Computational Thinking in (non)formal Education
BRIDGE is designed to support teachers in guiding learners through our digital world. We believe that schools play a vital role in helping students not only use technology but also understand its broader impact. By combining societal dialogue, student activities, and teacher professionalization, we aim to equip schools with the tools they need to prepare young people for a thoughtful and responsible digital future. BRIDGE is built on three pillars to strengthen digital literacy, critical thinking, and teacher confidence in the classroom:
Understanding the Impact of Technology on Society using dialogue sessions
BRIDGE invites teachers and students to explore essential questions about the role of technology in our daily lives. These conversations help students reflect on the social, cultural, and ethical dimensions of technology. Skills that are just as important as technical knowledge.

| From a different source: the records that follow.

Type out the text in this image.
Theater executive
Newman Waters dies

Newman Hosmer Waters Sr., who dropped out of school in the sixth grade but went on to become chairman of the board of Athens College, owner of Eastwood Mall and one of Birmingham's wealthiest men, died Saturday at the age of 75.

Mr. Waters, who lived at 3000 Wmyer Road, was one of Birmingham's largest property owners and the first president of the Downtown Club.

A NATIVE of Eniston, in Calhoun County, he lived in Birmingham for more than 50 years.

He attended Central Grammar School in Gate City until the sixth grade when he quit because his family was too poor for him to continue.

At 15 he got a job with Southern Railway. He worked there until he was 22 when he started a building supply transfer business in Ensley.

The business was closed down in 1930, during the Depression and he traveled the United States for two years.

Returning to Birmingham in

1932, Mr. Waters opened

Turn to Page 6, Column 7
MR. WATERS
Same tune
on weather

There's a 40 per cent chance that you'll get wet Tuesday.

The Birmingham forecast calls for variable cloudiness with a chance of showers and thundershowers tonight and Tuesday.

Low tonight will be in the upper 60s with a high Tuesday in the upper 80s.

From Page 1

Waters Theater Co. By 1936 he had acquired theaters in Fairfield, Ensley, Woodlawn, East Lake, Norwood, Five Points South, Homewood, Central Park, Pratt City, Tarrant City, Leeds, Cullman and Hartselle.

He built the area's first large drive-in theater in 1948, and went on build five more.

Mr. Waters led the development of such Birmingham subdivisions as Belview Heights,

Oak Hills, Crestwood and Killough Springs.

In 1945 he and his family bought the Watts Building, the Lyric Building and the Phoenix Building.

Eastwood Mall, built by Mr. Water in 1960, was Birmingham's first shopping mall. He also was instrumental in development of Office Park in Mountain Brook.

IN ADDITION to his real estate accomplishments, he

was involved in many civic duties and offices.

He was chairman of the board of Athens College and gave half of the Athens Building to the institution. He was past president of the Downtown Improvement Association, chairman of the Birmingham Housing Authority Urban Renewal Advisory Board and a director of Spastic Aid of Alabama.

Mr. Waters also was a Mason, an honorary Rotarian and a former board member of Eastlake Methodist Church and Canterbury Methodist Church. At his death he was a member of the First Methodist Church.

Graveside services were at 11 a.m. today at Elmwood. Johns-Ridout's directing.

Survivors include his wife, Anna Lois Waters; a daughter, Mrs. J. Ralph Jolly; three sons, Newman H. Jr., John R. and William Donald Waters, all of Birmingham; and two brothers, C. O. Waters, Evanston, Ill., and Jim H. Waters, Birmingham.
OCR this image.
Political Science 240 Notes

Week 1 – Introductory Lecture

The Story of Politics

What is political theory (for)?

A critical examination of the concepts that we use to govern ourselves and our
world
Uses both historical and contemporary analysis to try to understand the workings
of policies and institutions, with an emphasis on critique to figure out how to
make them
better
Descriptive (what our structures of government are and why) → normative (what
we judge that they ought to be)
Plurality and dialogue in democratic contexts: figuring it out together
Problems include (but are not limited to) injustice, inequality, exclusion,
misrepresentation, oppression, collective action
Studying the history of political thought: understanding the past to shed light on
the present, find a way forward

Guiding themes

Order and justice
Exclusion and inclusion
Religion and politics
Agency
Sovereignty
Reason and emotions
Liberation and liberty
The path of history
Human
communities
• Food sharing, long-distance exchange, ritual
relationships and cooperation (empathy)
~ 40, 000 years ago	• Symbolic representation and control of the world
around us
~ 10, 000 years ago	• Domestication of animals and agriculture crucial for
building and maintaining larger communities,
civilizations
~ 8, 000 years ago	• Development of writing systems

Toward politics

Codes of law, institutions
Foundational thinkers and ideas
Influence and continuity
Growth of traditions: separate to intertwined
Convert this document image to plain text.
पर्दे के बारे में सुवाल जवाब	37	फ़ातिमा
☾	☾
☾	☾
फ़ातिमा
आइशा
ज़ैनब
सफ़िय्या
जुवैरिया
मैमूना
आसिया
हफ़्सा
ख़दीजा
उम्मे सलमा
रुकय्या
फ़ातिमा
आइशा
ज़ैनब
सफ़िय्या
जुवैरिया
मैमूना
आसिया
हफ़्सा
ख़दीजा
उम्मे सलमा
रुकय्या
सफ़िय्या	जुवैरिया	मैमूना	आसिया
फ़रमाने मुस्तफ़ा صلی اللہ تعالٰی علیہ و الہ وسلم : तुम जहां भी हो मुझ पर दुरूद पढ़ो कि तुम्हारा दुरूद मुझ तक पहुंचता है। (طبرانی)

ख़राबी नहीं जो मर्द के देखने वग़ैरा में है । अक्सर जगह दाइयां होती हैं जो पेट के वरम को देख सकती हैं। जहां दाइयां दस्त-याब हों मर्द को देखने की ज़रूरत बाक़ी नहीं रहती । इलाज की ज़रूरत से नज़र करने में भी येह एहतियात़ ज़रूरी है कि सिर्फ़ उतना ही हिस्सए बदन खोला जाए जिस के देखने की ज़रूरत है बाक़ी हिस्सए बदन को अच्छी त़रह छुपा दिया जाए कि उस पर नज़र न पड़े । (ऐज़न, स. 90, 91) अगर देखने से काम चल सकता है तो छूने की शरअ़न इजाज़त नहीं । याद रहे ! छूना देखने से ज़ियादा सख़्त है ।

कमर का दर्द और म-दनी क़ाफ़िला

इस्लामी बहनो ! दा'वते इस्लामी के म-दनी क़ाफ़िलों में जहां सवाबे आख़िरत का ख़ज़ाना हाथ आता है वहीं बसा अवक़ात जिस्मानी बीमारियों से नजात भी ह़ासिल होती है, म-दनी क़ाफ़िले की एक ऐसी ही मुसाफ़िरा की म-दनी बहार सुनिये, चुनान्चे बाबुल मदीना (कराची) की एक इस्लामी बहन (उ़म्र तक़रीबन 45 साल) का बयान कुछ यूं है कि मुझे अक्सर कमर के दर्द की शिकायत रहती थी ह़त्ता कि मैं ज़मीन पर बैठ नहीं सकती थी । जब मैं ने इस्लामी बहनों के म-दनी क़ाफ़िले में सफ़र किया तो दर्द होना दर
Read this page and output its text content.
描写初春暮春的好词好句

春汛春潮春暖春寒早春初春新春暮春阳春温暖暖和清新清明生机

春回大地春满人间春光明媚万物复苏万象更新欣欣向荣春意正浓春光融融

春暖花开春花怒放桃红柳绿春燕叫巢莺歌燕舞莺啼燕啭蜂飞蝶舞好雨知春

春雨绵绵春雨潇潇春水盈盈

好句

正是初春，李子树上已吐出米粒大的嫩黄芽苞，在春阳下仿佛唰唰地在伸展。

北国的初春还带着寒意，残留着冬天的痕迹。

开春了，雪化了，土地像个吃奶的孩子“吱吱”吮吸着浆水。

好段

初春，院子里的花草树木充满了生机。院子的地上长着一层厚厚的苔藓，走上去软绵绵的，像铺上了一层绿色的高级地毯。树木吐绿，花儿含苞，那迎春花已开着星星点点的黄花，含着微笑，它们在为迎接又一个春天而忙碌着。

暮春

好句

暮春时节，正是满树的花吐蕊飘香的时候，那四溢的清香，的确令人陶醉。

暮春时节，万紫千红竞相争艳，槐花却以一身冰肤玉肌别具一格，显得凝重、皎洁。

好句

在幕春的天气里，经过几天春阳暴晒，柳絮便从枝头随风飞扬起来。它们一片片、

Professional Development for educators
BRIDGE supports teachers professional-learning activities that strengthen foundational knowledge of computational thinking, offer concrete strategies for classroom implementation. Our training sessions are designed to be accessible, collaborative, and immediately applicable in everyday teaching.
Classroom Activities for Students (Ages 8–14)
BRIDGE offers different hands-on activities that introduce computational thinking in an engaging and age-appropriate way. All activities require little preparation and can be integrated into various subjects, from language arts to science. Whether your students are new to computational thinking or ready for more advanced challenges, our materials support meaningful learning at every level.
Society
Understand the impact of technology on society using dialogue sessions.
Educators
Connect with educators and peers to share knowledge and ideas.
Activities
Introduce Computational Thinking in your classroom with or without the use of computers.
The foundations of Computational Thinking
Computational Thinking is a set of skills that helps to solve problems by proposing step-by-step solutions that can be carried out by a person or a computer. Computational Thinking is not thinking like a computer but the opposite, being able to tell a computer what to do to solve a problem.
The foundations of computational thinking are:
Decomposition: Dividing a complex problem or system into smaller parts that are easier to understand. We can divide a complex and/or big task or data (e.g. modelling a student) into simpler and smaller tasks or data components (e.g. personal data and data related to his/her courses). This allows us to work in parallel, define the tasks in more detail, check the partial results of these small tasks, etc.
Pattern recognition: Finding similarities between problems or systems that help to use previous solutions. Identifying patterns in information allows us to process it more efficiently (i.e. data of students" courses have in common the name of the course, the number of hours, the name of the teacher and the grade).
Abstraction: Separating the fundamental from the accessory aspects to ignore irrelevant details to the solution of the problem or the understanding of the system. Following the example of the student, we focus on the common characteristics of all students instead, the ones that define the student category, instead of focusing on individual characteristics.
Algorithms: Developing a step-by-step solution to the problem that usually involves sequences, loops and alternatives. Algorithms are the recipe to be followed to obtain the desired final result. A typical example of an algorithm is a cooking recipe, a set of steps to be followed systematically manipulating the ingredients.